A indústria brasileira de TI (tecnologia da informação), que nasceu e cresceu atrofiada pelo protecionismo durante o regime militar, agradeceu efusivamente ao governo, em anúncio de página inteira nos jornais. Mas o setor que mais benefícios deve receber no pacote de incentivo anunciado é a indústria automobilística. As empresas do setor que aumentarem o conteúdo de componentes e peças nacionais, investirem mais e produzirem veículos inovadores, terão reduzido o Imposto sobre Produtos Industrializados (IPI), que hoje tem uma alíquota máxima de 45%.
Um detalhe apresentado pelo jornal O Estado de S.Paulo chama atenção para o que pode ser uma contradição: todo o parque industrial automobilístico do Brasil é composto por empresas multinacionais, principalmente de origem européia, americana e japonesa. Portanto, a iniciativa do governo, saudada pela imprensa, tem como alvo os concorrentes chineses e coreanos.
O esquecido transporte público
Não fica muito claro, para o leitor mais distraído, que diferença faz o novo programa do governo em relação aos incentivos inaugurados há vinte anos pelo ex-presidente Itamar Franco, ao estimular a produção dos carros populares.
A questão é importante porque se sabe que, mesmo com os incentivos concedidos nesse período, o preço do carro vendido no Brasil é muito mais alto do que em mercados similares, como o México.

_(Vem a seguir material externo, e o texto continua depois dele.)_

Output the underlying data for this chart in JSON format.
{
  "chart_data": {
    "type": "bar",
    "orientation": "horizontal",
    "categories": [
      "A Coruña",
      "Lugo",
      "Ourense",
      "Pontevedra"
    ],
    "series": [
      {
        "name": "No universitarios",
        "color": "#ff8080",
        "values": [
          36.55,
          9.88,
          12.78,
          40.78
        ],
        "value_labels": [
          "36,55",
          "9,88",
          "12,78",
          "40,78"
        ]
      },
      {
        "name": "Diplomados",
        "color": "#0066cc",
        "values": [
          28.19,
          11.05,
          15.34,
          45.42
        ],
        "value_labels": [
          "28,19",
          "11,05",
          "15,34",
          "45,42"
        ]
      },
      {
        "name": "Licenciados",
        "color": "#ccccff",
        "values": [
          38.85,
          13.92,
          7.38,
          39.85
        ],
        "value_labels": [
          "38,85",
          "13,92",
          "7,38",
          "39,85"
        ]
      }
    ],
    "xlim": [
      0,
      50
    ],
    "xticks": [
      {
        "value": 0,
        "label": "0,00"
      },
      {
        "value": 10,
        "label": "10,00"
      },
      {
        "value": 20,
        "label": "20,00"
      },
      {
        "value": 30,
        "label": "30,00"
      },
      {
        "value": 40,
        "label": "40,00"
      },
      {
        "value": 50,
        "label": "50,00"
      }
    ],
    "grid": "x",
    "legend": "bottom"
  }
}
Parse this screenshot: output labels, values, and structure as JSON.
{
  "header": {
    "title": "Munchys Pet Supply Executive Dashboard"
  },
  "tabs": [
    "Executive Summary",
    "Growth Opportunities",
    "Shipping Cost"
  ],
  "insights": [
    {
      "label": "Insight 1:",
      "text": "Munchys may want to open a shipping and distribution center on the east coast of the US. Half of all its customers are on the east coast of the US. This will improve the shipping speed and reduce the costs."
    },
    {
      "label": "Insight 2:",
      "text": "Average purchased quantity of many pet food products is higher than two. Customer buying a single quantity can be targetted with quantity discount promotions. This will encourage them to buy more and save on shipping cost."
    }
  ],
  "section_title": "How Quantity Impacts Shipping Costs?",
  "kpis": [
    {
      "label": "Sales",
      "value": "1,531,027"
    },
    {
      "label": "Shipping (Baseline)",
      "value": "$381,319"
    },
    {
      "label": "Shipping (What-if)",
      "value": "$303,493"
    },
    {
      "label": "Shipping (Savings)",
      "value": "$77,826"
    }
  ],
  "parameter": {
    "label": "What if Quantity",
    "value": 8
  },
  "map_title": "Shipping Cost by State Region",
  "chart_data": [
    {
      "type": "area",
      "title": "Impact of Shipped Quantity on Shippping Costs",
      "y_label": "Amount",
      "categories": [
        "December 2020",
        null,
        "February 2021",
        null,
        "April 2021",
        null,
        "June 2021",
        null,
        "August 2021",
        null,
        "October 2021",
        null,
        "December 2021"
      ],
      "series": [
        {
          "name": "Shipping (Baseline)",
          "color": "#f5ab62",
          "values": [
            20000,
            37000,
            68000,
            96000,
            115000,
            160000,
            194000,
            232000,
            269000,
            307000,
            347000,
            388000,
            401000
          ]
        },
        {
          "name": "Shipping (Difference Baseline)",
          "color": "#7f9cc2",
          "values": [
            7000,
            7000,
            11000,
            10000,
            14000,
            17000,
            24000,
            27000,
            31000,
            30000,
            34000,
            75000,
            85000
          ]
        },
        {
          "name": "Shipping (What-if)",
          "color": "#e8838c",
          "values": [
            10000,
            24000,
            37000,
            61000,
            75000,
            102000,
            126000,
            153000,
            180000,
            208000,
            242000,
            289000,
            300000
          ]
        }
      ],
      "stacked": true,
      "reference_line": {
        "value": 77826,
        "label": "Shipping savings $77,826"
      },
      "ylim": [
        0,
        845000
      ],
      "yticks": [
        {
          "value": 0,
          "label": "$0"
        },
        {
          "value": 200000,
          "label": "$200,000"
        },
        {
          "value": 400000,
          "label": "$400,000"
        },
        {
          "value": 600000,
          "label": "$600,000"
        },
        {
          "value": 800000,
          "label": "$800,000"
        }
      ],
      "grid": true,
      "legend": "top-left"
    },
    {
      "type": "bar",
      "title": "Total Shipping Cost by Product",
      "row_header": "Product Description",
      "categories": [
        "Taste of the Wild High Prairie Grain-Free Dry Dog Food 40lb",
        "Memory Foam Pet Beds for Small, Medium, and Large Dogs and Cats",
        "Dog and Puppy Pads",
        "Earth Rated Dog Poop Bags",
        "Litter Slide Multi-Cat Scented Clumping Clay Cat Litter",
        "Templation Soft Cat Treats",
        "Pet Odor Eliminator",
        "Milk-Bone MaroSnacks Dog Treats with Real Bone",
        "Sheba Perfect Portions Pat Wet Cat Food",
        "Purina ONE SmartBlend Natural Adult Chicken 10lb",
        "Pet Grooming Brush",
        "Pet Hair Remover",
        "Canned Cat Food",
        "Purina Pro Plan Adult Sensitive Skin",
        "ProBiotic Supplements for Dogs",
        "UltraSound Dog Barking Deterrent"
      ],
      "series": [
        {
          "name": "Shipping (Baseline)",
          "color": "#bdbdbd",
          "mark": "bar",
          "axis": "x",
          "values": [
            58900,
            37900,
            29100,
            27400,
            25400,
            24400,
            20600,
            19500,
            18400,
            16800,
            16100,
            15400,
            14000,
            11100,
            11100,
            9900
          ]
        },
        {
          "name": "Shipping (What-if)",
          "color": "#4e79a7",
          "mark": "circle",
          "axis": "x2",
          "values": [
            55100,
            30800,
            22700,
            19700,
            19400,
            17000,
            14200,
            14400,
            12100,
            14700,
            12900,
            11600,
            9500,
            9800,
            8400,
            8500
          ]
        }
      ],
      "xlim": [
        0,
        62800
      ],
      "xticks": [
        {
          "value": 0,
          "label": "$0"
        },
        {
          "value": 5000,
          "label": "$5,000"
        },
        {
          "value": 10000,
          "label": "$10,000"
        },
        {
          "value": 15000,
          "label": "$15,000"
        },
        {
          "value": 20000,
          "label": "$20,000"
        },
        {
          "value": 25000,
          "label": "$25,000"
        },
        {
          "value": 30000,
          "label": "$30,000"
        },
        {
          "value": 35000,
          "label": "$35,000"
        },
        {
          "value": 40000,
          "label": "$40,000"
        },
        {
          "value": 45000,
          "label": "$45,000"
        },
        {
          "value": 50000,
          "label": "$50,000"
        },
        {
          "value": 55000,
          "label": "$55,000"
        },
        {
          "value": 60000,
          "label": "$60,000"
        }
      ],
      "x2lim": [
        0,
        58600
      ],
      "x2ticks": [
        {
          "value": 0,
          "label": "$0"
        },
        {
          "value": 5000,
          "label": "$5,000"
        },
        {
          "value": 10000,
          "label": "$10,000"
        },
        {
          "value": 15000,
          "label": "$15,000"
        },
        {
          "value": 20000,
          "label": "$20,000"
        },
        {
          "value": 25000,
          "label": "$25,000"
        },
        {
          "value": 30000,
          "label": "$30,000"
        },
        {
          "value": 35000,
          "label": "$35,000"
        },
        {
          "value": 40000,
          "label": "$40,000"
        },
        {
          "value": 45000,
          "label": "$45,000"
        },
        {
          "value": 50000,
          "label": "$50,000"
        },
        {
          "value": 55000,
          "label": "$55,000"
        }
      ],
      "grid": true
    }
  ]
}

Mas os detalhes das reportagens informam que, desta vez, a concessões exigem contrapartidas: para se habilitar ao benefício, as empresas terão de investir em inovação e desenvolver a engenharia automotiva no Brasil em vez de importar e montar modelos prontos. Os detalhes dessas exigências ainda não foram definidos pelo governo, mas sabe-se que o objetivo é controlar os benefícios segundo a disposição das empresas de equiparar o setor automotivo brasileiro aos de suas matrizes.
Sabe-se, por exemplo, que a maioria dos carros vendidos no Brasil oferece como acessórios especiais itens de segurança, conforto e controle ambiental que são obrigatórios nos países de origem das multinacionais. Além disso, os preços por aqui são muito mais altos do que em outros países, para modelos semelhantes, e a razão nunca foi a carga tributária ou os direitos trabalhistas dos operários. A grande diferença nos preços vem da margem de lucro exorbitante colhida no Brasil e utilizada pelas subsidiárias para cobrir as perdas de suas matrizes nos Estados Unidos e na Europa.
Por último, mas não menos importante, não se lê nos jornais nenhum questionamento das políticas oficiais no que se refere a medidas que, no fim das contas, vão continuar estimulando o transporte individual e o aumento da frota de automóveis nas ruas.
Para o bem da economia nacional, uma política industrial realmente eficiente deveria incentivar as micro e pequenas empresas. Para o bem-estar da imensa maioria dos brasileiros, para um ambiente mais saudável nas cidades, uma política de incentivo à indústria deveria priorizar o transporte público.